Abstract:
Objective Building a healthy China is an important part of urban construction. At present, respiratory diseases have become one of the diseases that seriously affect the physical and mental health of residents, unhealthy living environments, especially unhealthy neighborhood environments where people live for a long time, are important triggers of respiratory diseases. Exploring the impact of the neighborhood environment on respiratory diseases has become a key concern in the construction of a healthy China.
Methods Based on the hospitalization information about respiratory diseases in the respiratory department of a tertiary hospital in a prefecture-level city during the period from 2015 to 2018, this research probes into the influence of neighborhood environment on respiratory health. Specifically, the research statistically analyzes relevant data on the patients with respiratory disease and derives the overall characteristics thereof using the SPSS software, explores the spatial distribution characteristics of such diseased population using the spatial regression analysis method, and analyzes the local Moran’s I using the GeoDa software. In addition, the research selects some potential influencing factors in the neighborhood environment, and investigates the correlation between respiratory diseases and the neighborhood environment by virtue of the ordered logistic regression model.

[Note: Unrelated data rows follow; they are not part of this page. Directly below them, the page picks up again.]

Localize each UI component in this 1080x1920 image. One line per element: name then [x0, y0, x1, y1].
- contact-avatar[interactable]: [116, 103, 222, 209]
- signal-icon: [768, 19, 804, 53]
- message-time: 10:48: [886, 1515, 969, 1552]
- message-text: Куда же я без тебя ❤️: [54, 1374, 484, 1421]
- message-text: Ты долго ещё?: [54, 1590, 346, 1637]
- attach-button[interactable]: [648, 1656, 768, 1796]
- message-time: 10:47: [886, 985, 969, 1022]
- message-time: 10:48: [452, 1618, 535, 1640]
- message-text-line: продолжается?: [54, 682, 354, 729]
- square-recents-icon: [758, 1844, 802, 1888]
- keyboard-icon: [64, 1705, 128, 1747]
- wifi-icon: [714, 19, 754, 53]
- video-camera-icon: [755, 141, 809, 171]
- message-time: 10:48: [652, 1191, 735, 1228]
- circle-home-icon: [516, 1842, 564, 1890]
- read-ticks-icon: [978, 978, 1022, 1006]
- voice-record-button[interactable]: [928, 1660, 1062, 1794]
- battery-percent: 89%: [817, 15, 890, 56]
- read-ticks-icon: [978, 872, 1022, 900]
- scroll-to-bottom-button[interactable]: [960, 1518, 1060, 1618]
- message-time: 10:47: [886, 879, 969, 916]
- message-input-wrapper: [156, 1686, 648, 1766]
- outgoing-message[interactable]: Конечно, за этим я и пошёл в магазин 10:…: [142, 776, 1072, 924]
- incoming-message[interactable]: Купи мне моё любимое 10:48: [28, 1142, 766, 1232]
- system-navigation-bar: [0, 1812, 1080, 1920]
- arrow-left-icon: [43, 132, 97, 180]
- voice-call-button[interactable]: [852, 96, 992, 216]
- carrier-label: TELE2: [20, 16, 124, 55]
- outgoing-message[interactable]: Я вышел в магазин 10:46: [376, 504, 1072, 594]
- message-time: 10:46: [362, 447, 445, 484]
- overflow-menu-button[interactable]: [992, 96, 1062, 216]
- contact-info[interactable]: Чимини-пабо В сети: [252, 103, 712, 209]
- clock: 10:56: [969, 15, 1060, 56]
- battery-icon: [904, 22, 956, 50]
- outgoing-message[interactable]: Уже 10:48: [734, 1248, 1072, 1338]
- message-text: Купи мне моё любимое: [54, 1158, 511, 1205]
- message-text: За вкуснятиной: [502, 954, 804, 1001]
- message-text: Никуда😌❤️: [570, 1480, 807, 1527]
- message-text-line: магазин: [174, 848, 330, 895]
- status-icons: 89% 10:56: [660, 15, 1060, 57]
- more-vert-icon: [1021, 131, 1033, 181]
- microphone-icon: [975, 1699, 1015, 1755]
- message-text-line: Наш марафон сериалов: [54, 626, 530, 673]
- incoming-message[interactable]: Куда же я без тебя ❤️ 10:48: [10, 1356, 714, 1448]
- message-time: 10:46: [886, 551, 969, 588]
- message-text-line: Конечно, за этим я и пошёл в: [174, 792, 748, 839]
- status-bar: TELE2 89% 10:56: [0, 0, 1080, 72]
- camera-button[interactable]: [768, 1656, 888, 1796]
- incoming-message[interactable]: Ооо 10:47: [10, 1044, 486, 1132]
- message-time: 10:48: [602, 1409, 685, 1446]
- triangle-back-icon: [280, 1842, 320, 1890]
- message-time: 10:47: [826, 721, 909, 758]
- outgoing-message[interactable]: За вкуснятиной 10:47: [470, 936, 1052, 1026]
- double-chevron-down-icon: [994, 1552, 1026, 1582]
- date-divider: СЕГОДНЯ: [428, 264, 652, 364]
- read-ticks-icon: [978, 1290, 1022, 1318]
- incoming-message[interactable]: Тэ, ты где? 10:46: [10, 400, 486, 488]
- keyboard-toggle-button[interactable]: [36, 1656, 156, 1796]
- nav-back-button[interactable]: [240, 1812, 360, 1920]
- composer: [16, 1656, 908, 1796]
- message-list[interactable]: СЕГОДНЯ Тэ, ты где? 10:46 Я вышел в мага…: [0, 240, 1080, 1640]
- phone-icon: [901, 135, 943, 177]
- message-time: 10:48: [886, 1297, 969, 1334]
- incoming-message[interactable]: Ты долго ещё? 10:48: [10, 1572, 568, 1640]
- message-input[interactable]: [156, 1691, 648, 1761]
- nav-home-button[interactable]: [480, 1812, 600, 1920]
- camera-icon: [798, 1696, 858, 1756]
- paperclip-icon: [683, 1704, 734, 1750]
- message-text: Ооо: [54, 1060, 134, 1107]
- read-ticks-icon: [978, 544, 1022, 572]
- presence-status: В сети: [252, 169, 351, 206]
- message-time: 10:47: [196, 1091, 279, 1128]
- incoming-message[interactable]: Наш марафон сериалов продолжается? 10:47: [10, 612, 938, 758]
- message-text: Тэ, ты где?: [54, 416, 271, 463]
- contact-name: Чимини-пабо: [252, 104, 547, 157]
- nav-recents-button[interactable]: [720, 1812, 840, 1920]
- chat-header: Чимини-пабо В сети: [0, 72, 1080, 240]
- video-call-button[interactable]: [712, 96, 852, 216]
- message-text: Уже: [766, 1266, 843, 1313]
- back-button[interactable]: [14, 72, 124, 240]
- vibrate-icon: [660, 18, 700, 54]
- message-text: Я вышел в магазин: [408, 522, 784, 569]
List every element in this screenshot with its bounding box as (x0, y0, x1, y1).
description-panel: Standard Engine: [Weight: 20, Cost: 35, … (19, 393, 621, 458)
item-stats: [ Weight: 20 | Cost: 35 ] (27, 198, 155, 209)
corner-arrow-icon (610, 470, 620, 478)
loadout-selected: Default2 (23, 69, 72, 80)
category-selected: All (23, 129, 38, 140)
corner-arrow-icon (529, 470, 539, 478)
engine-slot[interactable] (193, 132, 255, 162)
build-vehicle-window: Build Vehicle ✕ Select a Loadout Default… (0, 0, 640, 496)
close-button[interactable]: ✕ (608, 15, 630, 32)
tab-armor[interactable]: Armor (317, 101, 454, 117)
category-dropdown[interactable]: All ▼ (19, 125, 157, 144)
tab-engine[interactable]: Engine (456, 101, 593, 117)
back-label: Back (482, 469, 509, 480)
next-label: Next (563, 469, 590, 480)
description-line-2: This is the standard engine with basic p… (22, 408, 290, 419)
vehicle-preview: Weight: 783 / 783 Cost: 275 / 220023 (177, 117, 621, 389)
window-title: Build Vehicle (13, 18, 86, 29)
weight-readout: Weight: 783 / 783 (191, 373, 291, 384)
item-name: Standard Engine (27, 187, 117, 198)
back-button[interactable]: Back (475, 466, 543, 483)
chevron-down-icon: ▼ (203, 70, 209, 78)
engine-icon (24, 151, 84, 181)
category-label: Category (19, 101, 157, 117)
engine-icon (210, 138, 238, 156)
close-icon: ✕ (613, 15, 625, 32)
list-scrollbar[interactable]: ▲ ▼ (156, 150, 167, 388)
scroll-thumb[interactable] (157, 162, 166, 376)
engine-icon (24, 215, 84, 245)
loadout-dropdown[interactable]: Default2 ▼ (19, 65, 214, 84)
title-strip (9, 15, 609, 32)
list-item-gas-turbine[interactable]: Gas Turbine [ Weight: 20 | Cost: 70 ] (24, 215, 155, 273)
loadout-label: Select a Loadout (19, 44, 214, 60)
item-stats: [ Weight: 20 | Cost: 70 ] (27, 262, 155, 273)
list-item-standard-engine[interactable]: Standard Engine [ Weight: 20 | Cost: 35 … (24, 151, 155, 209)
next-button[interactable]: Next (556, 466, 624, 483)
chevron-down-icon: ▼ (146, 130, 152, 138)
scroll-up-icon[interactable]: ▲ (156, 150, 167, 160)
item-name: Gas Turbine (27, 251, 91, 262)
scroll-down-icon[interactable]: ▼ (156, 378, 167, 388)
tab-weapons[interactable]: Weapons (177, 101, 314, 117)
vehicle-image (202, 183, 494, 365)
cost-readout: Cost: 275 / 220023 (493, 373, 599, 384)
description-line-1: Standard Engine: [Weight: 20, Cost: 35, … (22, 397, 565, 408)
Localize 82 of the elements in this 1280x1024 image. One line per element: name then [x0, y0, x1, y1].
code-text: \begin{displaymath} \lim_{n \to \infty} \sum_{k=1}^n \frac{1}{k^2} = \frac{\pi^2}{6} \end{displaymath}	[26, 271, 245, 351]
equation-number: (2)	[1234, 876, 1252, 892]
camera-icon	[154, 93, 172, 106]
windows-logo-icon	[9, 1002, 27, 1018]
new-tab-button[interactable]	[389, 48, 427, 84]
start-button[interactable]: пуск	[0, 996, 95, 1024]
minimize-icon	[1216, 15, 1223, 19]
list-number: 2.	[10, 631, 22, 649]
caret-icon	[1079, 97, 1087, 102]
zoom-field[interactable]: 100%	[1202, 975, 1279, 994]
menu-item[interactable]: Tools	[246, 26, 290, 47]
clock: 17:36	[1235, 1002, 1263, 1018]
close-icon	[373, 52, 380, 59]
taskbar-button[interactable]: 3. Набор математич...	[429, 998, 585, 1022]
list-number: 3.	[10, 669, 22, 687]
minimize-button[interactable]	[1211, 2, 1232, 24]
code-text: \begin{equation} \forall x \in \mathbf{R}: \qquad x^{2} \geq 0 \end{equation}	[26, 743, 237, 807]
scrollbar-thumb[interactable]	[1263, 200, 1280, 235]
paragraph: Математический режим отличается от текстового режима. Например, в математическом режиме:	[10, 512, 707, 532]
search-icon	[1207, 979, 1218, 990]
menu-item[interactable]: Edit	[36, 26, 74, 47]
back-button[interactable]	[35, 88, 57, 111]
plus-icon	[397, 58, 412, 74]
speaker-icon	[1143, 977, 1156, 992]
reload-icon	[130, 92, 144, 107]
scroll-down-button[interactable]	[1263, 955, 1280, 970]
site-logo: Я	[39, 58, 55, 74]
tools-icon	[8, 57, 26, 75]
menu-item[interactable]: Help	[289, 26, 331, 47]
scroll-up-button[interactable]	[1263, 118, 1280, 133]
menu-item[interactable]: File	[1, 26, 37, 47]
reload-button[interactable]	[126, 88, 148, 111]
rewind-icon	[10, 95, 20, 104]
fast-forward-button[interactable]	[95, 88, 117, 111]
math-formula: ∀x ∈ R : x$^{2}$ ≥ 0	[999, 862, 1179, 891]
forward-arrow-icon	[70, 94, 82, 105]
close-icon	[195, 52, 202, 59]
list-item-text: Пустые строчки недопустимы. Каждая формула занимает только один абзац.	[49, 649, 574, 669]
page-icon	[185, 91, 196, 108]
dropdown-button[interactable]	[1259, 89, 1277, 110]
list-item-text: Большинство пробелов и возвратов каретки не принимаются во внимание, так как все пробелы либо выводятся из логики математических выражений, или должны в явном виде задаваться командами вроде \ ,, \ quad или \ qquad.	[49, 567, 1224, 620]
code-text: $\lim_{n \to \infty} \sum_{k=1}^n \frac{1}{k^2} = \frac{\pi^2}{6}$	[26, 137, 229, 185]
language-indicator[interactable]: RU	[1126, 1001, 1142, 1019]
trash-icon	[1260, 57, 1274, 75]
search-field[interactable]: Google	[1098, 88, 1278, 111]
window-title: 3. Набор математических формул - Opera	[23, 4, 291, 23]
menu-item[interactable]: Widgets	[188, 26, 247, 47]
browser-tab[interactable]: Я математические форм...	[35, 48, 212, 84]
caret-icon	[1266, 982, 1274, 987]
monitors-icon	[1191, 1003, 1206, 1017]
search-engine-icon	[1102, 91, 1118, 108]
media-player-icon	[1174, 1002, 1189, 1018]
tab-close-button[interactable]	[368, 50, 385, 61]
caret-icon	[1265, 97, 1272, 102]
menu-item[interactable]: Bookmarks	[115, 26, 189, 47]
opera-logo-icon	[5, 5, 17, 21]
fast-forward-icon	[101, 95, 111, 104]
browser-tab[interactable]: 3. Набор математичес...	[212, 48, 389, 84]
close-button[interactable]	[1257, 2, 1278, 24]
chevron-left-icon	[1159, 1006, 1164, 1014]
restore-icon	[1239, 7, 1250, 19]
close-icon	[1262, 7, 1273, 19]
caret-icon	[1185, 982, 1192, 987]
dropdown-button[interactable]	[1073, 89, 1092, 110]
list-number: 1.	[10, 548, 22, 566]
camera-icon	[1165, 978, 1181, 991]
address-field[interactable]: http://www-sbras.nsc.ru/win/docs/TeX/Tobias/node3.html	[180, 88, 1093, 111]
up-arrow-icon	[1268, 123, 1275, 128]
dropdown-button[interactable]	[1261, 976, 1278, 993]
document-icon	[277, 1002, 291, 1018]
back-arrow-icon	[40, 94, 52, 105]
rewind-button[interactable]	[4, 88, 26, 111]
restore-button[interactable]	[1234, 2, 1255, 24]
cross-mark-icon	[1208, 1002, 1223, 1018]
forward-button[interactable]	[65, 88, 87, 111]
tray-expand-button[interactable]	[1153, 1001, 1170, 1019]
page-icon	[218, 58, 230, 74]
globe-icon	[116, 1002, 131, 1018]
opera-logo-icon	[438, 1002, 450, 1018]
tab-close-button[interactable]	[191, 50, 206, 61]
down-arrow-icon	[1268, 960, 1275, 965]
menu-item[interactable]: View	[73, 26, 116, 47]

Results 1) The proportion of male patients in the diseased population mentioned above is significantly higher than that of female ones, the number of elderly male patients and middle-aged female ones is relatively high, and seasonal changes have a greater impact on children’s illnesses without any significant impact on other age groups. 2) The spatial distribution of patients is characterized by scattered clustering, and the southern part of the research area is characterized by significant high-aggregation clustering. As to spatial clustering characteristics, the diseased population presents significant high-high aggregation characteristic. 3) Respiratory diseases are affected by a number of neighborhood environment factors. For example, high-density living environment may affect the health of human respiratory system, perfect transportation service facilities are a powerful means to reduce air pollution and promote respiratory health, and street greening can significantly improve people’s respiratory health at the community level. 4) Community L, a representative community with high prevalence of respiratory disease, is selected as an example for optimization design of neighborhood environment from the four aspects of walking space, building space, green space and street scale, so as to provide a reference for researches on the relationship between neighborhood environment and respiratory health and on the healthy design of neighborhood environment.
Conclusion Respiratory diseases are influenced by factors such as neighborhood environment, social environment, and distributional characteristics of community groups. In this research, it was found that floor area ratio is the main negative factor affecting the respiratory health of residents; the density of transportation facilities, street view greenness, and sky openness can all have a positive impact on respiratory health to a certain extent. In summary, this research explores specific paths for optimizing the design of healthy neighborhood environments, and explores the combination of tool analysis language and spatial design language in the interdisciplinary research field of urban environment and respiratory health, providing reference and inspiration for the development of healthy city construction and related research.